Although common, these systems have significant disadvantages. In particular, power for the motor originates typically from a three phase AC source such as a utility. In order to create voltages suitable for driving the motor, the power from the three phase AC source is converted to a DC source of power. The DC source of power is then used by inverters to generate suitable voltages to drive the motor. In view of this, the motor control circuit must include a converter to convert the three phase power to DC, a suitable substantial storage device (e.g. large capacitor) to temporarily store the DC power as well as an inverter to use the DC power and selectively energize the windings to drive the motor. In addition to its expense, a large storage capacitor adds additional weight, can be a reliability problem and is difficult to integrate into either the motor or the inverter. The storage capacitor also creates an inrush-current problem when the system is switched on as well as cause additional currents under input imbalance conditions.

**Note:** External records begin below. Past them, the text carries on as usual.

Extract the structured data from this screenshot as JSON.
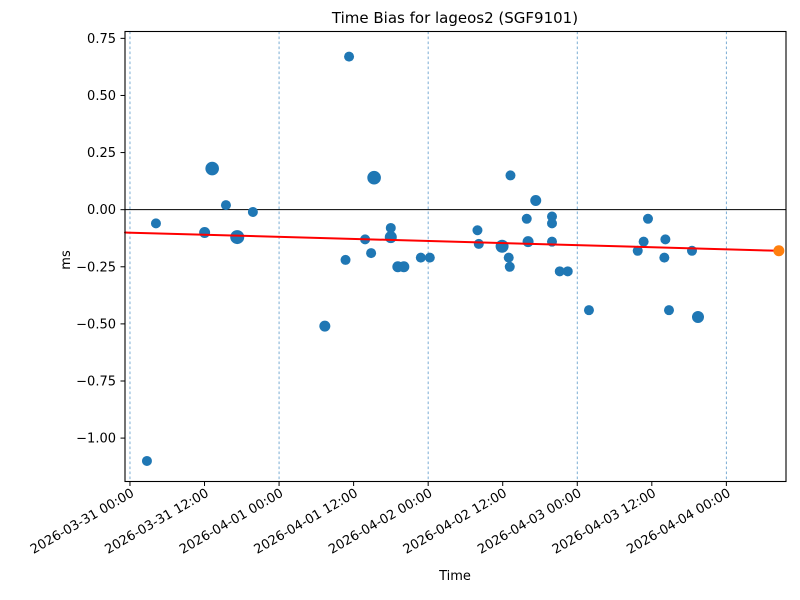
{
  "chart_data": {
    "type": "scatter",
    "title": "Time Bias for lageos2 (SGF9101)",
    "xlabel": "Time",
    "ylabel": "ms",
    "legend": "none",
    "grid": "vertical-dashed-at-midnight",
    "ylim": [
      -1.19,
      0.78
    ],
    "xlim_hours": [
      -0.8,
      105.6
    ],
    "x_origin": "2026-03-31 00:00",
    "zero_line_ms": 0,
    "y_ticks": [
      {
        "label": "0.75",
        "value": 0.75
      },
      {
        "label": "0.50",
        "value": 0.5
      },
      {
        "label": "0.25",
        "value": 0.25
      },
      {
        "label": "0.00",
        "value": 0.0
      },
      {
        "label": "−0.25",
        "value": -0.25
      },
      {
        "label": "−0.50",
        "value": -0.5
      },
      {
        "label": "−0.75",
        "value": -0.75
      },
      {
        "label": "−1.00",
        "value": -1.0
      }
    ],
    "x_tick_labels": [
      "2026-03-31 00:00",
      "2026-03-31 12:00",
      "2026-04-01 00:00",
      "2026-04-01 12:00",
      "2026-04-02 00:00",
      "2026-04-02 12:00",
      "2026-04-03 00:00",
      "2026-04-03 12:00",
      "2026-04-04 00:00"
    ],
    "x_gridlines": [
      "2026-03-31 00:00",
      "2026-04-01 00:00",
      "2026-04-02 00:00",
      "2026-04-03 00:00",
      "2026-04-04 00:00"
    ],
    "colors": {
      "points": "#1f77b4",
      "trend": "#ff0000",
      "latest": "#ff7f0e",
      "grid": "#6ba3cf"
    },
    "series": [
      {
        "name": "time-bias-measurements",
        "type": "scatter",
        "color": "#1f77b4",
        "points": [
          {
            "time": "2026-03-31 02:44",
            "ms": -1.1,
            "size": 5
          },
          {
            "time": "2026-03-31 04:11",
            "ms": -0.06,
            "size": 5
          },
          {
            "time": "2026-03-31 12:01",
            "ms": -0.1,
            "size": 5.5
          },
          {
            "time": "2026-03-31 13:14",
            "ms": 0.18,
            "size": 6.8
          },
          {
            "time": "2026-03-31 15:27",
            "ms": 0.02,
            "size": 5
          },
          {
            "time": "2026-03-31 17:16",
            "ms": -0.12,
            "size": 7
          },
          {
            "time": "2026-03-31 19:47",
            "ms": -0.01,
            "size": 5
          },
          {
            "time": "2026-04-01 07:22",
            "ms": -0.51,
            "size": 5.5
          },
          {
            "time": "2026-04-01 10:42",
            "ms": -0.22,
            "size": 5
          },
          {
            "time": "2026-04-01 11:16",
            "ms": 0.67,
            "size": 5
          },
          {
            "time": "2026-04-01 13:51",
            "ms": -0.13,
            "size": 5
          },
          {
            "time": "2026-04-01 14:49",
            "ms": -0.19,
            "size": 5
          },
          {
            "time": "2026-04-01 15:18",
            "ms": 0.14,
            "size": 6.8
          },
          {
            "time": "2026-04-01 17:59",
            "ms": -0.08,
            "size": 5
          },
          {
            "time": "2026-04-01 17:59",
            "ms": -0.12,
            "size": 6
          },
          {
            "time": "2026-04-01 19:07",
            "ms": -0.25,
            "size": 5.5
          },
          {
            "time": "2026-04-01 20:05",
            "ms": -0.25,
            "size": 5.5
          },
          {
            "time": "2026-04-01 22:49",
            "ms": -0.21,
            "size": 5
          },
          {
            "time": "2026-04-02 00:16",
            "ms": -0.21,
            "size": 5
          },
          {
            "time": "2026-04-02 07:56",
            "ms": -0.09,
            "size": 5
          },
          {
            "time": "2026-04-02 08:09",
            "ms": -0.15,
            "size": 5
          },
          {
            "time": "2026-04-02 11:54",
            "ms": -0.16,
            "size": 6.5
          },
          {
            "time": "2026-04-02 12:58",
            "ms": -0.21,
            "size": 5
          },
          {
            "time": "2026-04-02 13:08",
            "ms": -0.25,
            "size": 5
          },
          {
            "time": "2026-04-02 13:15",
            "ms": 0.15,
            "size": 5
          },
          {
            "time": "2026-04-02 15:52",
            "ms": -0.04,
            "size": 5
          },
          {
            "time": "2026-04-02 16:05",
            "ms": -0.14,
            "size": 5.5
          },
          {
            "time": "2026-04-02 17:19",
            "ms": 0.04,
            "size": 5.5
          },
          {
            "time": "2026-04-02 19:56",
            "ms": -0.03,
            "size": 5
          },
          {
            "time": "2026-04-02 19:56",
            "ms": -0.06,
            "size": 5
          },
          {
            "time": "2026-04-02 19:56",
            "ms": -0.14,
            "size": 5
          },
          {
            "time": "2026-04-02 21:11",
            "ms": -0.27,
            "size": 5
          },
          {
            "time": "2026-04-02 22:28",
            "ms": -0.27,
            "size": 5
          },
          {
            "time": "2026-04-03 01:53",
            "ms": -0.44,
            "size": 5
          },
          {
            "time": "2026-04-03 09:44",
            "ms": -0.18,
            "size": 5
          },
          {
            "time": "2026-04-03 10:41",
            "ms": -0.14,
            "size": 5
          },
          {
            "time": "2026-04-03 11:23",
            "ms": -0.04,
            "size": 5
          },
          {
            "time": "2026-04-03 14:11",
            "ms": -0.13,
            "size": 5
          },
          {
            "time": "2026-04-03 14:01",
            "ms": -0.21,
            "size": 5
          },
          {
            "time": "2026-04-03 14:46",
            "ms": -0.44,
            "size": 5
          },
          {
            "time": "2026-04-03 18:28",
            "ms": -0.18,
            "size": 5
          },
          {
            "time": "2026-04-03 19:26",
            "ms": -0.47,
            "size": 6
          }
        ]
      },
      {
        "name": "trend-line",
        "type": "line",
        "color": "#ff0000",
        "points": [
          {
            "time": "2026-03-30 23:12",
            "ms": -0.1
          },
          {
            "time": "2026-04-04 08:27",
            "ms": -0.18
          }
        ]
      },
      {
        "name": "trend-endpoint",
        "type": "scatter",
        "color": "#ff7f0e",
        "points": [
          {
            "time": "2026-04-04 08:27",
            "ms": -0.18,
            "size": 5.5
          }
        ]
      }
    ]
  }
}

Furthermore, the peak motor phase voltage is equal to the peak value of the utility phase voltage.
A similar situation exists with power transformers. As is known, a common power transformer (e.g. 50 or 60 Hz) includes three single-phase transformers or one three-phase transformer. The disadvantage of such a transformer is its size and weight due to its low operating frequency.
In order to overcome the limitation of conventional low frequency power transformers, power electronic transformers based on voltage-link converters have been investigated. However, like the motors and generators discussed above, the configurations require a large dc-link capacitor that is bulky, unreliable and problematic at high temperatures for use with electronic switching devices such as SiC devices. Furthermore, in view of the multiple conversion stages present in these systems (i.e. AC to DC, DC to HF (high frequency) AC, HF AC to DC and DC to AC) efficiency is reduced.